協定締結にあたっての基本的な考え方として,新興感染症発生・まん延時には,その感染症の特性に合わせて,都道府県と医療機関は協定の内容を見直すなど,実際の状況に応じた機動的な対応を行うことも前提に協定協議段階で可能な範囲で締結するとし,都道府県と医療機関の双方の合意のもとに,協定に解除規定を設けることも可能となっている。また,締結した協定の前提・内容とは大きく異なる事態の場合は,国がその判断を行い,機動的に対応するとしている。

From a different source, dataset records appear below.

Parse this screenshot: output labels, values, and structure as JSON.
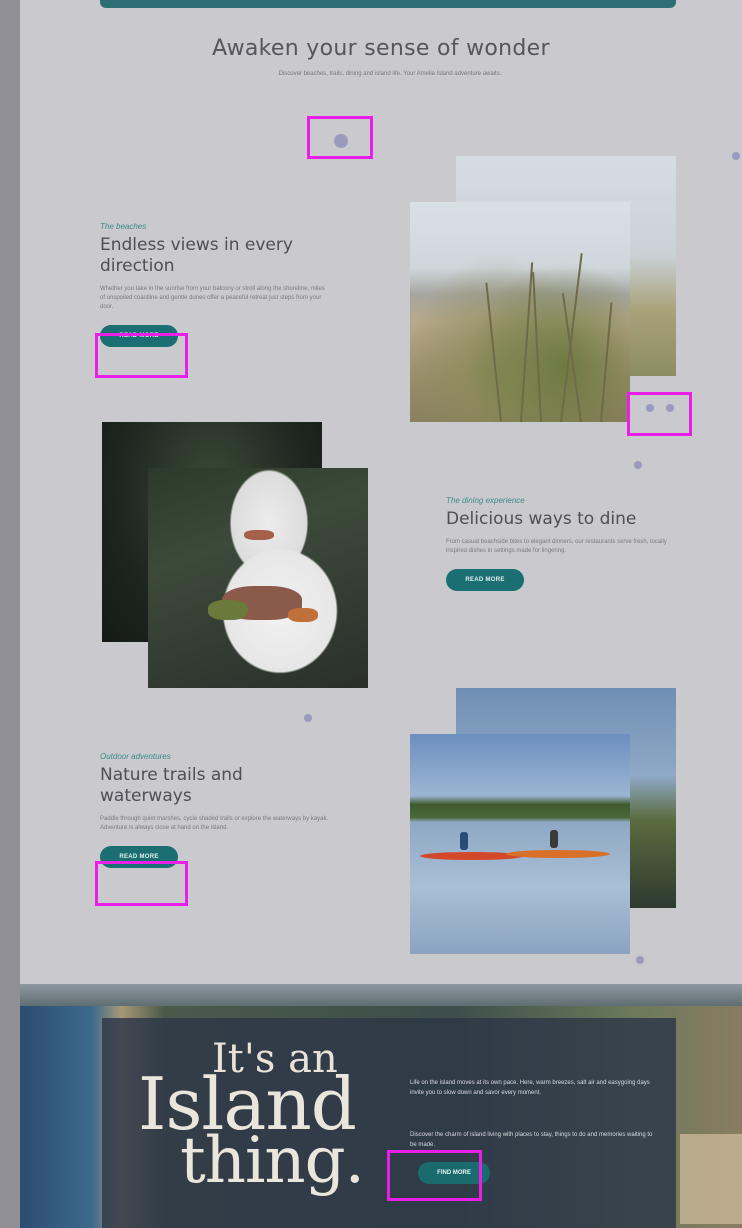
{
  "hero": {
    "title": "Awaken your sense of wonder",
    "subtitle": "Discover beaches, trails, dining and island life. Your Amelia Island adventure awaits."
  },
  "sections": [
    {
      "eyebrow": "The beaches",
      "heading": "Endless views in every direction",
      "body": "Whether you take in the sunrise from your balcony or stroll along the shoreline, miles of unspoiled coastline and gentle dunes offer a peaceful retreat just steps from your door.",
      "button": "READ MORE"
    },
    {
      "eyebrow": "The dining experience",
      "heading": "Delicious ways to dine",
      "body": "From casual beachside bites to elegant dinners, our restaurants serve fresh, locally inspired dishes in settings made for lingering.",
      "button": "READ MORE"
    },
    {
      "eyebrow": "Outdoor adventures",
      "heading": "Nature trails and waterways",
      "body": "Paddle through quiet marshes, cycle shaded trails or explore the waterways by kayak. Adventure is always close at hand on the island.",
      "button": "READ MORE"
    }
  ],
  "island": {
    "line1": "It's an",
    "line2": "Island",
    "line3": "thing.",
    "paragraph1": "Life on the island moves at its own pace. Here, warm breezes, salt air and easygoing days invite you to slow down and savor every moment.",
    "paragraph2": "Discover the charm of island living with places to stay, things to do and memories waiting to be made.",
    "button": "FIND MORE"
  },
  "colors": {
    "accent": "#1b6f72",
    "highlight": "#e91ee9",
    "background": "#c9c9ce"
  }
}
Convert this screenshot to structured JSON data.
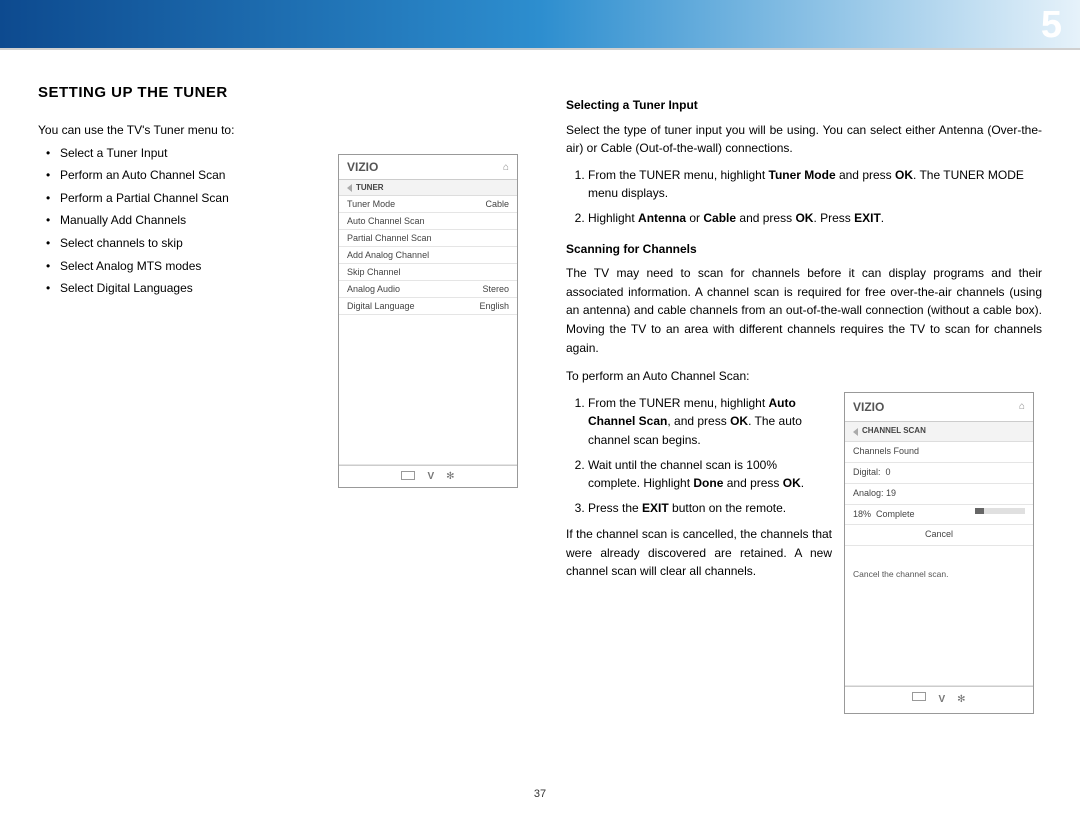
{
  "chapter_number": "5",
  "page_number": "37",
  "section_title": "SETTING UP THE TUNER",
  "intro_line": "You can use the TV's Tuner menu to:",
  "intro_bullets": [
    "Select a Tuner Input",
    "Perform an Auto Channel Scan",
    "Perform a Partial Channel Scan",
    "Manually Add Channels",
    "Select channels to skip",
    "Select Analog MTS modes",
    "Select Digital Languages"
  ],
  "tuner_osd": {
    "brand": "VIZIO",
    "crumb": "TUNER",
    "rows": [
      {
        "label": "Tuner Mode",
        "value": "Cable"
      },
      {
        "label": "Auto Channel Scan",
        "value": ""
      },
      {
        "label": "Partial Channel Scan",
        "value": ""
      },
      {
        "label": "Add Analog Channel",
        "value": ""
      },
      {
        "label": "Skip Channel",
        "value": ""
      },
      {
        "label": "Analog Audio",
        "value": "Stereo"
      },
      {
        "label": "Digital Language",
        "value": "English"
      }
    ]
  },
  "right": {
    "selecting_head": "Selecting a Tuner Input",
    "selecting_para": "Select the type of tuner input you will be using. You can select either Antenna (Over-the-air) or Cable (Out-of-the-wall) connections.",
    "selecting_step1_a": "From the TUNER menu, highlight ",
    "selecting_step1_b": "Tuner Mode",
    "selecting_step1_c": " and press ",
    "selecting_step1_d": "OK",
    "selecting_step1_e": ". The TUNER MODE menu displays.",
    "selecting_step2_a": "Highlight ",
    "selecting_step2_b": "Antenna",
    "selecting_step2_c": " or ",
    "selecting_step2_d": "Cable",
    "selecting_step2_e": " and press ",
    "selecting_step2_f": "OK",
    "selecting_step2_g": ". Press ",
    "selecting_step2_h": "EXIT",
    "selecting_step2_i": ".",
    "scanning_head": "Scanning for Channels",
    "scanning_para": "The TV may need to scan for channels before it can display programs and their associated information. A channel scan is required for free over-the-air channels (using an antenna) and cable channels from an out-of-the-wall connection (without a cable box). Moving the TV to an area with different channels requires the TV to scan for channels again.",
    "scan_intro": "To perform an Auto Channel Scan:",
    "scan_step1_a": "From the TUNER menu, highlight ",
    "scan_step1_b": "Auto Channel Scan",
    "scan_step1_c": ", and press ",
    "scan_step1_d": "OK",
    "scan_step1_e": ". The auto channel scan begins.",
    "scan_step2_a": "Wait until the channel scan is 100% complete. Highlight ",
    "scan_step2_b": "Done",
    "scan_step2_c": " and press ",
    "scan_step2_d": "OK",
    "scan_step2_e": ".",
    "scan_step3_a": "Press the ",
    "scan_step3_b": "EXIT",
    "scan_step3_c": " button on the remote.",
    "scan_note": "If the channel scan is cancelled, the channels that were already discovered are retained. A new channel scan will clear all channels."
  },
  "scan_osd": {
    "brand": "VIZIO",
    "crumb": "CHANNEL SCAN",
    "found_label": "Channels Found",
    "digital_label": "Digital:",
    "digital_value": "0",
    "analog_label": "Analog:",
    "analog_value": "19",
    "percent": "18%",
    "complete_label": "Complete",
    "cancel_label": "Cancel",
    "hint": "Cancel the channel scan."
  }
}
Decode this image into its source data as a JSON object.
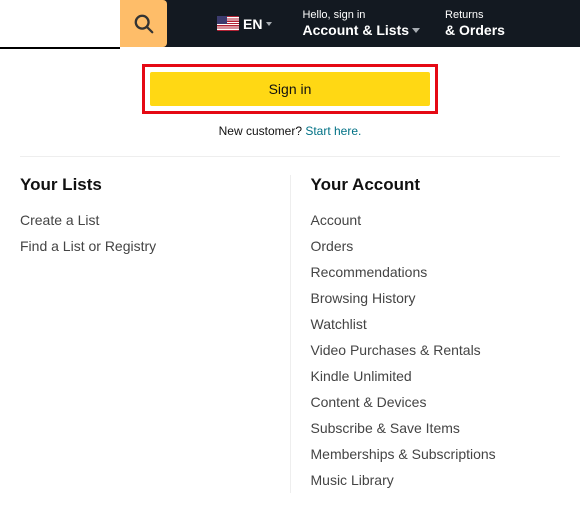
{
  "nav": {
    "lang": "EN",
    "account_greeting": "Hello, sign in",
    "account_label": "Account & Lists",
    "returns_top": "Returns",
    "returns_bottom": "& Orders"
  },
  "flyout": {
    "signin_label": "Sign in",
    "newcust_text": "New customer? ",
    "newcust_link": "Start here."
  },
  "lists": {
    "heading": "Your Lists",
    "items": [
      "Create a List",
      "Find a List or Registry"
    ]
  },
  "account": {
    "heading": "Your Account",
    "items": [
      "Account",
      "Orders",
      "Recommendations",
      "Browsing History",
      "Watchlist",
      "Video Purchases & Rentals",
      "Kindle Unlimited",
      "Content & Devices",
      "Subscribe & Save Items",
      "Memberships & Subscriptions",
      "Music Library"
    ]
  }
}
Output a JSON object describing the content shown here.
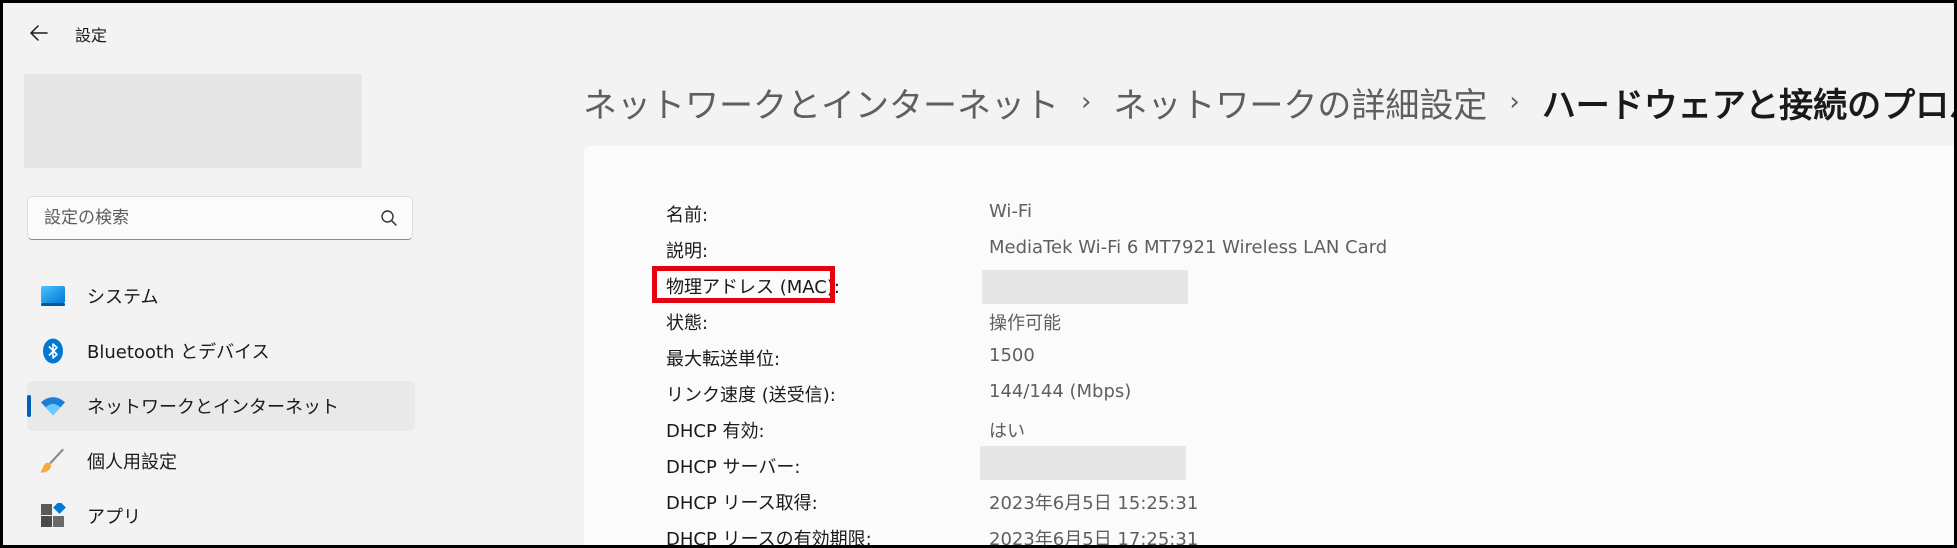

医療措置協定の締結に関しては,府医を通して集合契約といった形で行政と締結することも検討したいと考えている。
北部地域の医療体制について
地域中核病院である京都府立医科大学附属北部医療センターの建て替えについて,府医を含めた形で検討を重ねているが,北部医療センターを含めた北部地域の医療体制がどのように想定されているのか,明確でない現状がある。ドクターヘリの配置が検討されているが,3次医療の機能を持たない病院にあるドクターヘリが救急患者を収容した場合,患者は必要に応じてその機能がある京都市に運ばれることになるとも考えられる。車のアクセスで1時間程度の豊岡と2時間以上かかる京都市では利便性に大きな差が生じる。
地域の救急医療体制とドクターヘリの運用等について,どのように想定されているのか。
〈回答〉
北部医療センターは築45年経っており,旧耐震基準で建て替え・整備の必要があるが,整備するにも様々な支障が出ているため予算が縮小されることが予想される。
特に丹後地域の医師にはご尽力いただいているが,3次救急がないため,京都府も懸念している部分である。全国平均で人口100万人対2.7施設であるのに対し,京都府は2.3施設と低い水準であり,救命センター(3次医療施設)の設置を考えなければいけないと考えている。
京都府北部地域の医療提供体制として未確定な要素が多いが,医療従事者の配置に関しては,京都市内から派遣するなど対策が検討されている。
令和4年度における兵庫県豊岡市のドクターヘリの依頼件数は280件,京都府南部が大阪府へ30件,滋賀県へのドクターヘリが36件であり圧倒的に京都府北部が多いことからも,調整が必要である。
また,脳卒中・循環器疾患対策として各医療圏域において,京都市内に搬送される患者数の調整など検証する必要があるが,北部の医療状況を京都府と共有し連携する必要がある。